I'm sure most people have experienced a situation where the computer they use every day "hangs up" or "freezes", i.e., stops working for some reason (an unspecified operation is endlessly repeated, or stops dead and won't accept any command), and must be rebooted. In most cases, the user has some knowledge of what the computer doing and is able to recognize that a malfunction has occurred and take appropriate measures (rebooting).
What about applications that included embedded microcontrollers? The user is usually not an expert. In fact, it may be that the user is not even aware that a microcontroller is being used. If the user realizes that there is a problem, they may take action such as pulling the plug from the wall socket. However, it is not possible to monitor the application all the time, and it is unreasonable to expect the user to make the right decision and execute appropriate processing.
At the same time, application programs are getting larger and more complex. This is making it difficult for even designers to totally understand every aspect of a program. Consequently, it is almost impossible to include countermeasures for possible program malfunctions in the program itself (for starters, the level of program completion must first be raised before thinking about countermeasures). If countermeasures cannot be implemented by program alone, therefore, some kind of help must be obtained from the hardware.
The hardware function typically used to monitor normal operation of the program is the watchdog timer.
(2) What is a watchdog timer?
A watchdog timer (WDT for short) is a simple timer used to monitor whether the program is operating normally or not. The timer itself can be cleared from the program it is monitoring, but it cannot be stopped. When the watchdog timer overflows, the WDT interrupt is generated and a reset occurs.
Normally, the watchdog timer is cleared regularly to prevent overflow and avoid WDT interrupt generation and reset. The diagram below clarifies the operation of the watchdog timer. As shown here, unlike other functions, correct use of the WDT means it should not operate (the watchdog should not bark).
(3) WDT configuration and operation (outline)
The watchdog timer can be cleared but not stopped (i.e., it is a free-running timer). Once started, it simply continues counting the specified clock. The diagram below gives an image of the watchdog timer operation. The time until overflow is determined by the frequency of water droplets (count clock frequency). When the water builds up (clock is counted), if the bottom of the water container is opened, releasing the water (clearing the timer) before the water (timer) overflows, there is no problem. However, if someone forgets to release the water, or it is not released in time, and an overflow occurs, the switch to detonate the bomb will be pushed (a reset will occur). This procedure enables detection of a program malfunction.
(4) How to use WDT (outline)
While the program is operating normally, the WDT is designed not to operate if it is regularly cleared.
(5) Limits of WDT
Once the program has hung up or some other malfunction has occurred, the WDT should not be able to be cleared regularly. This causes generation of the WDT interrupt and/or reset (the dog barks), which enables detection of the malfunction. However, if the WDT continues to be cleared regularly even after a program malfunction has occurred, that malfunction cannot be detected.

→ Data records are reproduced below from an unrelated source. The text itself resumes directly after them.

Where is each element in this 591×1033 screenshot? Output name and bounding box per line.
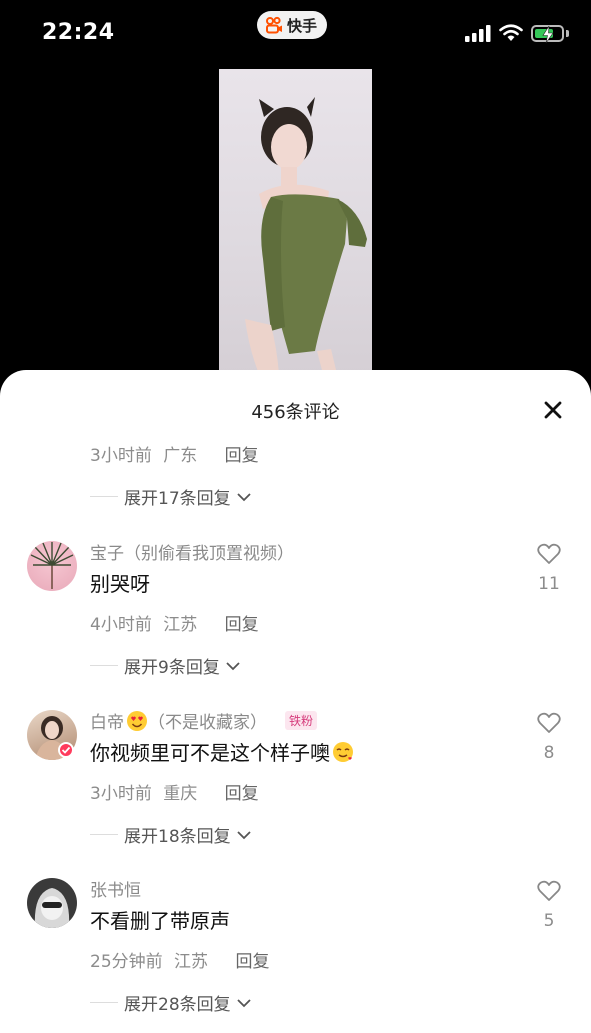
expand-replies-label: 展开17条回复 xyxy=(124,489,231,509)
comment-location: 江苏 xyxy=(163,615,198,635)
expand-replies-label: 展开9条回复 xyxy=(124,658,220,678)
comment-count-title: 456条评论 xyxy=(251,402,340,423)
check-icon xyxy=(61,746,71,754)
close-icon[interactable] xyxy=(543,400,563,420)
comment-username[interactable]: 宝子（别偷看我顶置视频） xyxy=(90,539,294,564)
expand-replies-label: 展开18条回复 xyxy=(124,827,231,847)
comment-location: 重庆 xyxy=(163,784,198,804)
video-person-figure xyxy=(245,97,367,374)
comments-sheet: 456条评论 3小时前 广东 回复 展开17条回复 宝子（别偷看我顶置视频） 别… xyxy=(0,370,591,1033)
avatar[interactable] xyxy=(27,878,77,928)
comment-meta: 3小时前 广东 回复 xyxy=(90,441,259,466)
expand-replies-button[interactable]: 展开18条回复 xyxy=(90,822,251,847)
reply-button[interactable]: 回复 xyxy=(235,952,269,972)
like-count: 5 xyxy=(543,911,555,931)
comment-text-row: 你视频里可不是这个样子噢 xyxy=(90,737,354,766)
chevron-down-icon xyxy=(237,830,251,839)
comment-time: 25分钟前 xyxy=(90,952,163,972)
smiling-hearts-emoji-icon xyxy=(333,741,353,762)
like-count: 8 xyxy=(543,743,555,763)
comment-text: 别哭呀 xyxy=(90,572,150,596)
fan-badge: 铁粉 xyxy=(285,711,318,730)
comment-meta: 4小时前 江苏 回复 xyxy=(90,610,259,635)
palm-leaf-avatar-image xyxy=(30,542,74,589)
cellular-signal-icon xyxy=(465,24,491,42)
comment-username[interactable]: 张书恒 xyxy=(90,876,141,901)
reply-button[interactable]: 回复 xyxy=(225,615,259,635)
heart-icon[interactable] xyxy=(537,543,561,565)
comment-meta: 3小时前 重庆 回复 xyxy=(90,779,259,804)
expand-replies-button[interactable]: 展开28条回复 xyxy=(90,990,251,1015)
status-time: 22:24 xyxy=(42,20,115,45)
divider-line xyxy=(90,834,118,835)
verified-badge xyxy=(58,742,74,758)
app-name: 快手 xyxy=(287,16,318,35)
comment-text: 你视频里可不是这个样子噢 xyxy=(90,741,330,765)
status-bar: 22:24 快手 xyxy=(0,0,591,70)
heart-icon[interactable] xyxy=(537,712,561,734)
heart-eyes-emoji-icon xyxy=(127,710,147,731)
comment-text: 不看删了带原声 xyxy=(90,909,230,933)
expand-replies-label: 展开28条回复 xyxy=(124,995,231,1015)
wifi-icon xyxy=(499,24,523,41)
charging-bolt-icon xyxy=(542,25,554,43)
comment-time: 3小时前 xyxy=(90,446,152,466)
battery-icon xyxy=(531,24,564,43)
comment-meta: 25分钟前 江苏 回复 xyxy=(90,947,269,972)
comment-username-row[interactable]: 白帝 （不是收藏家） 铁粉 xyxy=(90,708,318,733)
status-icons xyxy=(465,24,569,43)
chevron-down-icon xyxy=(237,998,251,1007)
avatar[interactable] xyxy=(27,541,77,591)
video-preview[interactable] xyxy=(219,69,372,374)
reply-button[interactable]: 回复 xyxy=(225,446,259,466)
comment-username: 白帝 xyxy=(90,713,124,733)
chevron-down-icon xyxy=(237,492,251,501)
hooded-figure-avatar-image xyxy=(34,888,70,928)
comment-time: 3小时前 xyxy=(90,784,152,804)
comment-username-suffix: （不是收藏家） xyxy=(148,713,267,733)
app-source-pill[interactable]: 快手 xyxy=(257,11,328,39)
comment-location: 江苏 xyxy=(174,952,209,972)
reply-button[interactable]: 回复 xyxy=(225,784,259,804)
comment-location: 广东 xyxy=(163,446,198,466)
expand-replies-button[interactable]: 展开9条回复 xyxy=(90,653,240,678)
expand-replies-button[interactable]: 展开17条回复 xyxy=(90,484,251,509)
divider-line xyxy=(90,665,118,666)
divider-line xyxy=(90,1002,118,1003)
kuaishou-logo-icon xyxy=(266,16,282,34)
battery-tip xyxy=(566,29,569,37)
heart-icon[interactable] xyxy=(537,880,561,902)
chevron-down-icon xyxy=(226,661,240,670)
divider-line xyxy=(90,496,118,497)
like-count: 11 xyxy=(538,574,560,594)
comment-time: 4小时前 xyxy=(90,615,152,635)
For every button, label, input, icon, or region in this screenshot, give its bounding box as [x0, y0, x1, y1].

This occurs because it doesn't matter where the WDT is cleared—much the same as a naughty watchdog who is fed meat from a burglar and thus wags his tail instead of barking. The WDT is by no means fail safe.
Moreover, there are some microcontrollers whose on-chip WDT is stopped in its initial state (dog is sleeping) and won't function (won't protect the property) unless it is activated (woken up).
(6) Current watchdog timers
The watchdog timers in recent microcontrollers have overcome the limitations mentioned above and are much more convenient. The main improvements are as follows.
- The watchdog timer cannot be cleared unless a specific data pattern is written; if a different value is written, a reset occurs.
(The dog will bite unless fed its usual food.)
- The timing at which the WDT can be cleared is restricted and a reset occurs if the timer is cleared at any other timing.
(The dog will bite if fed when it is not hungry.)
- The WDT is activated from the start using a dedicated clock that cannot be stopped.
(The dog is always awake and protecting the property.)
Further improvements can also be expected in the future.
(7) Cautions on use
The main points that require care when using a WDT are how much time to allow until overflow and the timing of clearing the timer. If the time until overflow is short, the timer must be cleared frequently, which increases constraints on the system (the dog must be fed as soon as it appears hungry, so the owner cannot leave the house).
If the clearance timing is set too close to overflow, however, the timer may not be cleared in time due to hardware variations such as variations in the count clock, or software variations such as variations in the execution time according to the program processing contents or the asynchronous generation of an interrupt. It is therefore necessary to take these points into consideration when designing the system to ensure that the WDT does not overflow, even in the worst case.
It is also necessary to consider what to do about the WDT when the CPU is stopped, such as in standby mode.
A common mistake is to give complete priority to clearing the WDT, which is too simplistic and may result in processing such as the WDT being cleared in the middle of a timer interrupt (feeding the dog only when required is a pain, so the dog is fed by an automatic feeding machine so that it never gets hungry). This is definitely a case of the tail wagging the dog.
The WDT function is not perfect and an understanding of the whole program is required in order to operate it effectively. However, it can be used as a means of detecting program malfunctions if the user understands how it operates and its limitations.